Tapi, "fogging" juga seringnya tak efektif?Ya, kita memang sulit melakukan fogging secara menyeluruh. Banyak alasannya. Bukan saja ada bagian-bagian rumah yang selalu luput dan tak terkena semprotan karena dilarang oleh pemilik rumah, tapi juga banyak pemilik rumah yang terang-terangan melarang rumahnya disemprot. Jadinya, ya nyamuk di satu rumah atau bagian tertentu rumah memang mati, tapi karena rumah atau bagian rumah yang tak disemprot, jadilah nyamuk bersembunyi di dalamnya.

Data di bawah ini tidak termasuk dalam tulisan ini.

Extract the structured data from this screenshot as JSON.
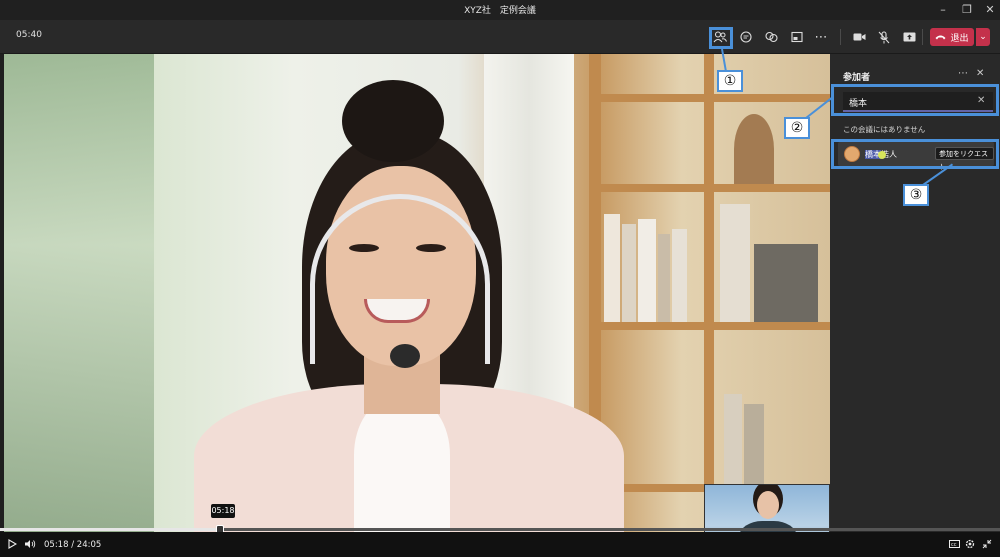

Bagian mana atau tempat-tempat apa saja yang potensial menjadi sarang nyamuk?Dari hasil penelitian saya, rumah-rumah yang berpenghuni dan diurus dengan baik, biasanya relatif aman bagi penghuninya. Tapi, bangunan-bangunan umum seperti masjid, sekolah, terminal, pasar, dan rumah-rumah yang tak berpenghuni, selalu ditemukan banyak nyamuk. Iklan-iklan di tv itu yang memerintahkan menguras bak mandi, tidak seluruhnya tepat. Harus dilihat dulu bak mandinya dan juga lokasi rumahnya. Bagi rumah yang sumber airnya melimpah, mungkin saja menguras bak mandi menjadi keharusan. Tapi bagi rumah-rumah yang berlokasi di daerah dengan sumber air sulit, menguras bak mandi itu sama saja dengan buang-buang air. Sudah air sulit didapat, begitu sudah terkumpul malah dibuang-buang, kan sayang. Makanya, bagi daerah yang sulit air, tidak selalu harus menguras bak mandi, tapi bisa juga dengan penambahan abathe.
Bagaimana dengan kampanye pencegahan DBD yang dibuat pemerintah atau kelompok tertentu?Kita kampanyenya asal buat. Beda misalnya dengan Singapura. Singapura selalu menguji terlebih dahulu setiap slogan kampanye yang akan disosialkan kepada masyarakat. Berdasarkan hasil penelitian itulah, baru kemudian dibuat slogan kampanye. Misalnya, dari hasil penelitian ditemukan nyamuk bersarang di talang-talang air rumah. Makanya, kemudian pemerintah mengeluarkan kebijakan larangan pembuatan talang air di setiap rumah. Setiap developer diwajibkan mematuhi aturan itu, tanpa talang dan membiarkan air langsung jatuh, sehingga tak ada peluang bagi nyamuk untuk bersarang.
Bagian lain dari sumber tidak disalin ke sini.